Sept. 18, 2014
I stopped going to the first church I began visiting in August. My issue is that the church appeared to be too politically engaged. Personally, I am politically enraged with any church that believes the way you vote determines how Christ-like you are.
I grew offended when the lead pastor began knocking on President Obama.
On my fourth visit, the pastor requested the congregation to pray for President Obama because the pastor didn’t “believe he is a Christian.” Interesting. Now praying for leaders and those in authority over us is biblical (Read I Timothy 2:2). However, I felt critical that the pastor made it a point to voice his thoughts on Mr. President’s salvation. The lead pastor, myself, and no one in the church knows whether Mr. Obama for certain is a Christian or not. His salvation is between himself and God, not for any other man, who does not know him, to merely speculate because he is different than many past presidents.
On my final visit to this particular church, the lead pastor passively attacked President Obama once more. The lead pastor said that Mr. President hasn’t done any thing to fight for religious freedom in America. First, America was not founded on Christian values or to preserve religious freedom for Christians. The Bill of Rights of the United States legislates religious freedom for Americans to practice any religion they please or to have the freedom not to practice religion without grievances from the government. Secondly, I was the utmost appalled by the lead pastor’s ignorance because of other more important issues. Let’s see: Human trafficking is a worldwide problem, from Amsterdam to Russia to the great Far East, where women and children are sold and enslaved. There’s the 2014 Ebola outbreak in West Africa. Millions of other native Africans battle HIV / AIDs and hunger annually. Millions of Americans suffer from homelessness and joblessness. Those are just a few major issues each of us could spare more time praying that God would make better of. Surely, the lead pastor would request for prayer on such greater worldly issues than worrying over whether President Obama is leading biblically or not. Surely. Surely not.
Oh, but the lead pastor’s ignorance towards the Black Church and his negative comments on Dr. Martin Luther King Jr. was the deal breaker for me. For context, the lead pastor taught about how Christians should abide by laws (as Apostle Paul encourages us to do in Romans chapter 13) but to not abide by laws that are unlawful against the Christian code of ethics. The lead pastor intended to use Jim Crow laws (laws that promoted racism and discrimination in the 1960s Southern U.S.) as an example of unlawful laws.
Instead of explaining this point, the lead pastor read a letter written by Dr. King. King wrote the letter to other pastors while he was held in a Birmingham, Alabama, jail. Before the lead pastor read the letter, he made two very off comments.
First, he said he didn’t agree with Dr. King on many issues, except the letter. Interesting. I wonder what the pastor’s beef with Dr. King is. Most people, of all races I have seen, seem to appreciate, or least tolerate, Dr. King’s efforts of pushing for the end of racial discrimination and promoting diversity.

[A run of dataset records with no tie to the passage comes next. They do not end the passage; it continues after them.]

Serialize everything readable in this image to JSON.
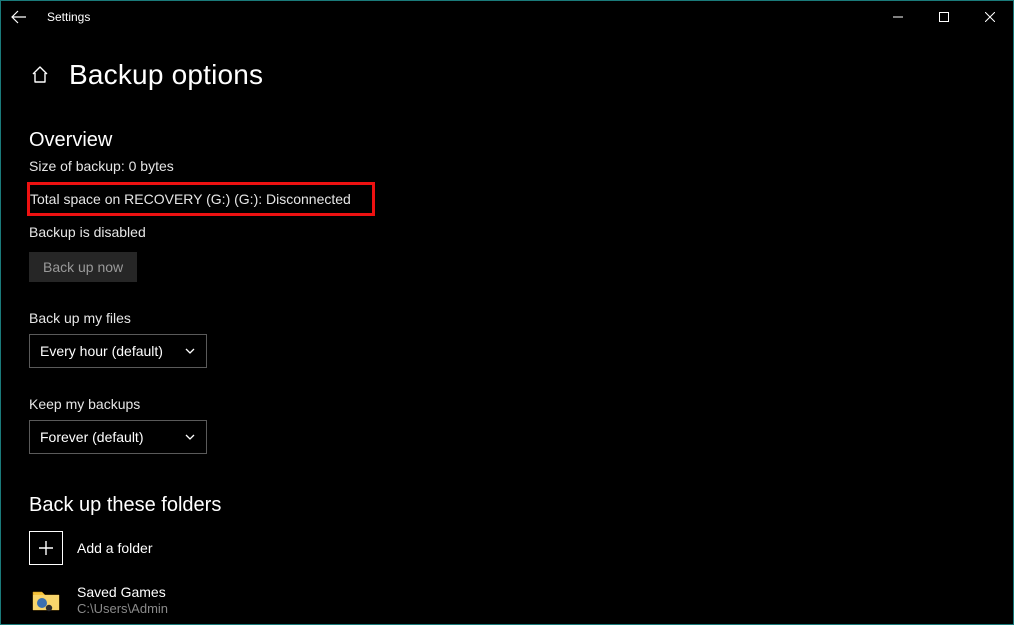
{
  "titlebar": {
    "app_name": "Settings"
  },
  "header": {
    "page_title": "Backup options"
  },
  "overview": {
    "heading": "Overview",
    "size_line": "Size of backup: 0 bytes",
    "space_line": "Total space on RECOVERY (G:) (G:): Disconnected",
    "status_line": "Backup is disabled",
    "backup_now_label": "Back up now"
  },
  "frequency": {
    "label": "Back up my files",
    "selected": "Every hour (default)"
  },
  "retention": {
    "label": "Keep my backups",
    "selected": "Forever (default)"
  },
  "folders": {
    "heading": "Back up these folders",
    "add_label": "Add a folder",
    "items": [
      {
        "name": "Saved Games",
        "path": "C:\\Users\\Admin"
      }
    ]
  }
}
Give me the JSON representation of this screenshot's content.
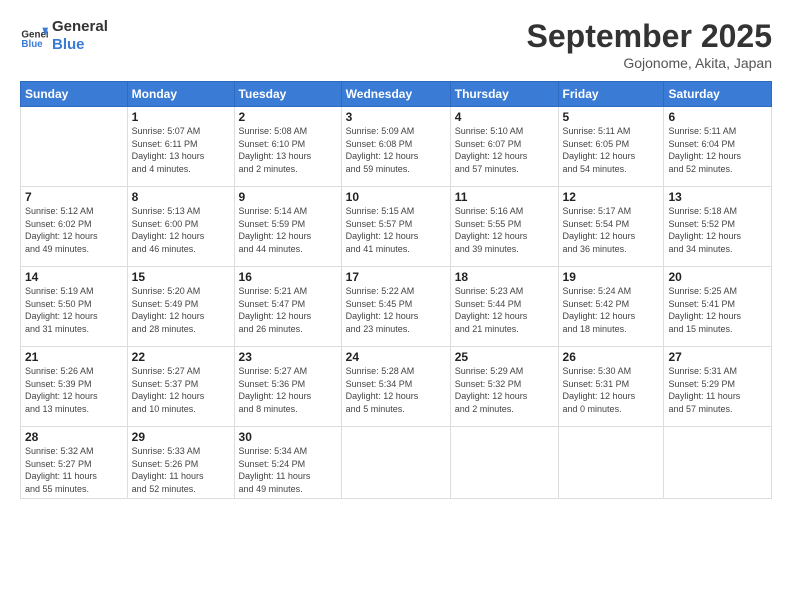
{
  "header": {
    "logo_line1": "General",
    "logo_line2": "Blue",
    "month": "September 2025",
    "location": "Gojonome, Akita, Japan"
  },
  "weekdays": [
    "Sunday",
    "Monday",
    "Tuesday",
    "Wednesday",
    "Thursday",
    "Friday",
    "Saturday"
  ],
  "weeks": [
    [
      {
        "day": "",
        "info": ""
      },
      {
        "day": "1",
        "info": "Sunrise: 5:07 AM\nSunset: 6:11 PM\nDaylight: 13 hours\nand 4 minutes."
      },
      {
        "day": "2",
        "info": "Sunrise: 5:08 AM\nSunset: 6:10 PM\nDaylight: 13 hours\nand 2 minutes."
      },
      {
        "day": "3",
        "info": "Sunrise: 5:09 AM\nSunset: 6:08 PM\nDaylight: 12 hours\nand 59 minutes."
      },
      {
        "day": "4",
        "info": "Sunrise: 5:10 AM\nSunset: 6:07 PM\nDaylight: 12 hours\nand 57 minutes."
      },
      {
        "day": "5",
        "info": "Sunrise: 5:11 AM\nSunset: 6:05 PM\nDaylight: 12 hours\nand 54 minutes."
      },
      {
        "day": "6",
        "info": "Sunrise: 5:11 AM\nSunset: 6:04 PM\nDaylight: 12 hours\nand 52 minutes."
      }
    ],
    [
      {
        "day": "7",
        "info": "Sunrise: 5:12 AM\nSunset: 6:02 PM\nDaylight: 12 hours\nand 49 minutes."
      },
      {
        "day": "8",
        "info": "Sunrise: 5:13 AM\nSunset: 6:00 PM\nDaylight: 12 hours\nand 46 minutes."
      },
      {
        "day": "9",
        "info": "Sunrise: 5:14 AM\nSunset: 5:59 PM\nDaylight: 12 hours\nand 44 minutes."
      },
      {
        "day": "10",
        "info": "Sunrise: 5:15 AM\nSunset: 5:57 PM\nDaylight: 12 hours\nand 41 minutes."
      },
      {
        "day": "11",
        "info": "Sunrise: 5:16 AM\nSunset: 5:55 PM\nDaylight: 12 hours\nand 39 minutes."
      },
      {
        "day": "12",
        "info": "Sunrise: 5:17 AM\nSunset: 5:54 PM\nDaylight: 12 hours\nand 36 minutes."
      },
      {
        "day": "13",
        "info": "Sunrise: 5:18 AM\nSunset: 5:52 PM\nDaylight: 12 hours\nand 34 minutes."
      }
    ],
    [
      {
        "day": "14",
        "info": "Sunrise: 5:19 AM\nSunset: 5:50 PM\nDaylight: 12 hours\nand 31 minutes."
      },
      {
        "day": "15",
        "info": "Sunrise: 5:20 AM\nSunset: 5:49 PM\nDaylight: 12 hours\nand 28 minutes."
      },
      {
        "day": "16",
        "info": "Sunrise: 5:21 AM\nSunset: 5:47 PM\nDaylight: 12 hours\nand 26 minutes."
      },
      {
        "day": "17",
        "info": "Sunrise: 5:22 AM\nSunset: 5:45 PM\nDaylight: 12 hours\nand 23 minutes."
      },
      {
        "day": "18",
        "info": "Sunrise: 5:23 AM\nSunset: 5:44 PM\nDaylight: 12 hours\nand 21 minutes."
      },
      {
        "day": "19",
        "info": "Sunrise: 5:24 AM\nSunset: 5:42 PM\nDaylight: 12 hours\nand 18 minutes."
      },
      {
        "day": "20",
        "info": "Sunrise: 5:25 AM\nSunset: 5:41 PM\nDaylight: 12 hours\nand 15 minutes."
      }
    ],
    [
      {
        "day": "21",
        "info": "Sunrise: 5:26 AM\nSunset: 5:39 PM\nDaylight: 12 hours\nand 13 minutes."
      },
      {
        "day": "22",
        "info": "Sunrise: 5:27 AM\nSunset: 5:37 PM\nDaylight: 12 hours\nand 10 minutes."
      },
      {
        "day": "23",
        "info": "Sunrise: 5:27 AM\nSunset: 5:36 PM\nDaylight: 12 hours\nand 8 minutes."
      },
      {
        "day": "24",
        "info": "Sunrise: 5:28 AM\nSunset: 5:34 PM\nDaylight: 12 hours\nand 5 minutes."
      },
      {
        "day": "25",
        "info": "Sunrise: 5:29 AM\nSunset: 5:32 PM\nDaylight: 12 hours\nand 2 minutes."
      },
      {
        "day": "26",
        "info": "Sunrise: 5:30 AM\nSunset: 5:31 PM\nDaylight: 12 hours\nand 0 minutes."
      },
      {
        "day": "27",
        "info": "Sunrise: 5:31 AM\nSunset: 5:29 PM\nDaylight: 11 hours\nand 57 minutes."
      }
    ],
    [
      {
        "day": "28",
        "info": "Sunrise: 5:32 AM\nSunset: 5:27 PM\nDaylight: 11 hours\nand 55 minutes."
      },
      {
        "day": "29",
        "info": "Sunrise: 5:33 AM\nSunset: 5:26 PM\nDaylight: 11 hours\nand 52 minutes."
      },
      {
        "day": "30",
        "info": "Sunrise: 5:34 AM\nSunset: 5:24 PM\nDaylight: 11 hours\nand 49 minutes."
      },
      {
        "day": "",
        "info": ""
      },
      {
        "day": "",
        "info": ""
      },
      {
        "day": "",
        "info": ""
      },
      {
        "day": "",
        "info": ""
      }
    ]
  ]
}
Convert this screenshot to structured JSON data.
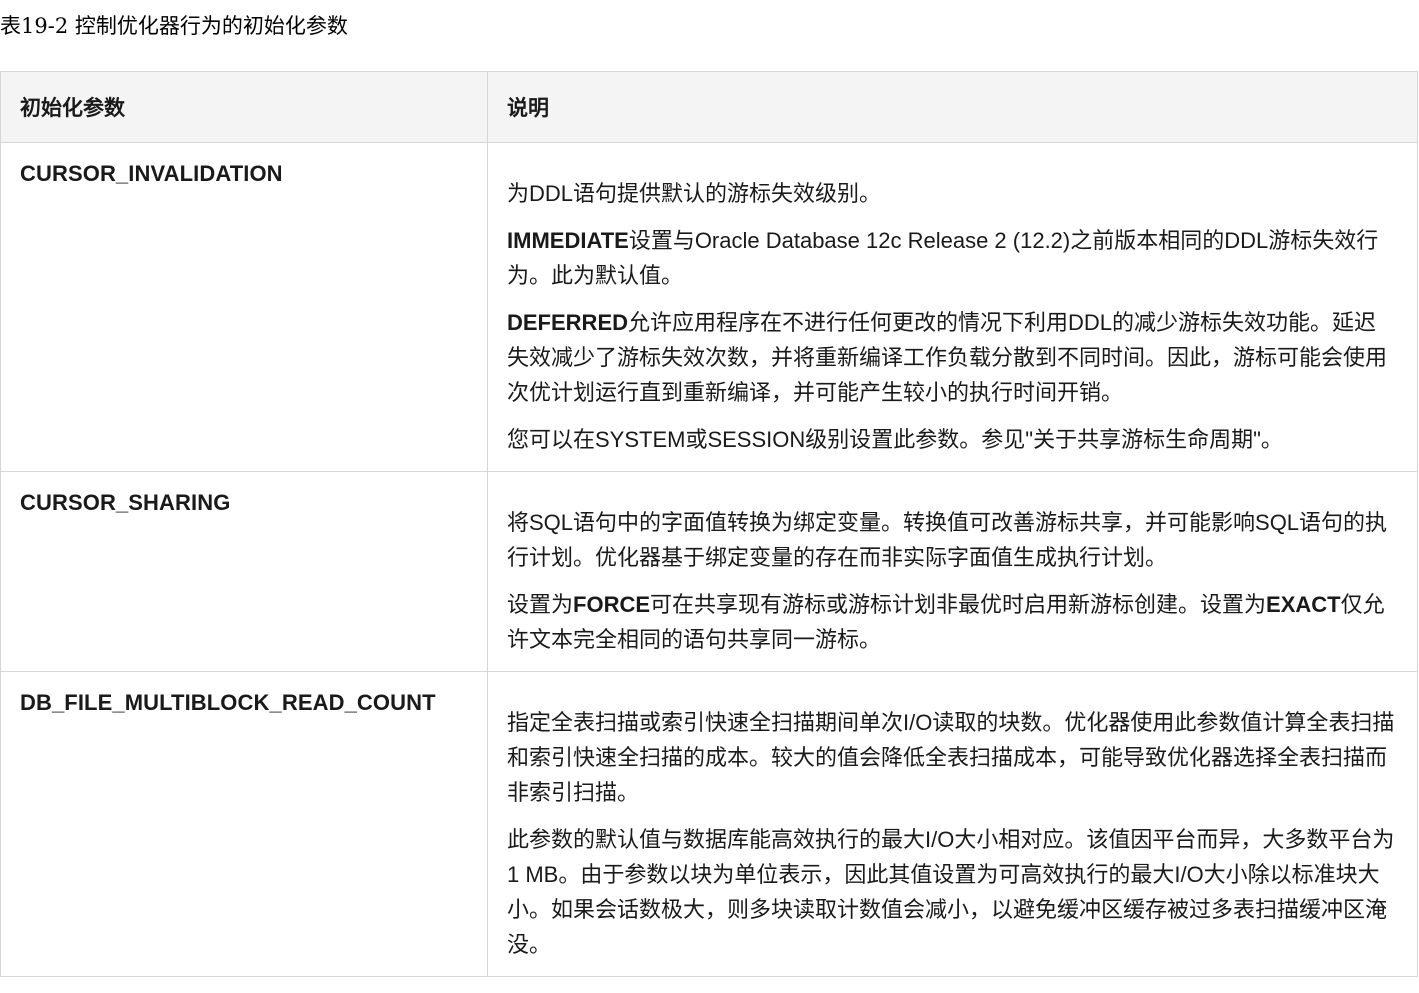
{
  "caption": "表19-2 控制优化器行为的初始化参数",
  "table": {
    "headers": [
      "初始化参数",
      "说明"
    ],
    "rows": [
      {
        "name": "CURSOR_INVALIDATION",
        "paragraphs": [
          {
            "text": "为DDL语句提供默认的游标失效级别。"
          },
          {
            "keyword": "IMMEDIATE",
            "text": "设置与Oracle Database 12c Release 2 (12.2)之前版本相同的DDL游标失效行为。此为默认值。"
          },
          {
            "keyword": "DEFERRED",
            "text": "允许应用程序在不进行任何更改的情况下利用DDL的减少游标失效功能。延迟失效减少了游标失效次数，并将重新编译工作负载分散到不同时间。因此，游标可能会使用次优计划运行直到重新编译，并可能产生较小的执行时间开销。"
          },
          {
            "text": "您可以在SYSTEM或SESSION级别设置此参数。参见\"关于共享游标生命周期\"。"
          }
        ]
      },
      {
        "name": "CURSOR_SHARING",
        "paragraphs": [
          {
            "text": "将SQL语句中的字面值转换为绑定变量。转换值可改善游标共享，并可能影响SQL语句的执行计划。优化器基于绑定变量的存在而非实际字面值生成执行计划。"
          },
          {
            "pre": "设置为",
            "keyword": "FORCE",
            "text": "可在共享现有游标或游标计划非最优时启用新游标创建。设置为",
            "keyword2": "EXACT",
            "text2": "仅允许文本完全相同的语句共享同一游标。"
          }
        ]
      },
      {
        "name": "DB_FILE_MULTIBLOCK_READ_COUNT",
        "paragraphs": [
          {
            "text": "指定全表扫描或索引快速全扫描期间单次I/O读取的块数。优化器使用此参数值计算全表扫描和索引快速全扫描的成本。较大的值会降低全表扫描成本，可能导致优化器选择全表扫描而非索引扫描。"
          },
          {
            "text": "此参数的默认值与数据库能高效执行的最大I/O大小相对应。该值因平台而异，大多数平台为1 MB。由于参数以块为单位表示，因此其值设置为可高效执行的最大I/O大小除以标准块大小。如果会话数极大，则多块读取计数值会减小，以避免缓冲区缓存被过多表扫描缓冲区淹没。"
          }
        ]
      }
    ]
  }
}
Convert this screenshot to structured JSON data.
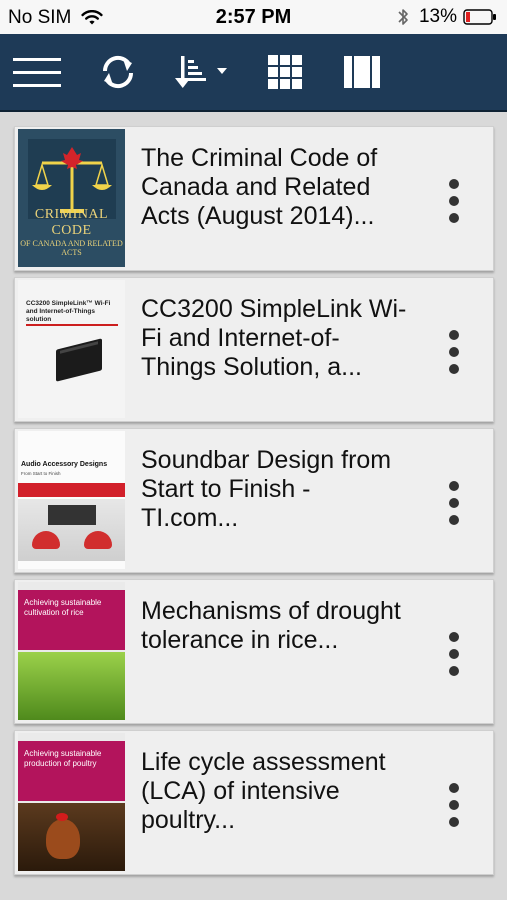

The second comment the lead pastor made was directed towards black churches. The pastor said he felt the Black Church needed a lot of help today. He then said, “Thank God for the black pastors that are left remain standing.” Of all the off comments the lead pastor made, this was the most egregious and threatening to me. His feelings of the church seemed to insinuate that the lead pastor, and many others who think like him, feel black churches are corrupt, ignorant, and straddling down the wrong path. If my projections of the pastor’s feelings are right, the pastor is ignorant. All churches are made up of people. People are imperfect and full of flaws. Therefore, all churches, no matter of what dominant race, are going to have flaws. So, the pastor’s concerns about the Black Church, while valid, felt like a focused and conspicuous attack against a group of people that are just different from him. (I wonder if the pastor has ever stepped foot into a church filled with predominantly black people.)
To end this post, I leave you with an explanation of my fiery commentary. Some people choose not to speak up when they feel wronged or when an act of ignorance has occurred. Well, frankly, I’m not those people. I don’t tolerate crap or ignorance. Really, ignorance is no excuse. The year of this post is 2014. We in America have come a long way to educate ourselves of the past and to grow from the mistakes of our forefathers. Therefore, there is no excuse for myself to tolerate racism or racially charged micro-insults and micro-assaults. Not in the world. Not in the Church. With all of this said, I leave to a new church praying that the lead pastor of the other church and his congregation would open their eyes and have a better understanding of how people who are different see the world and see God.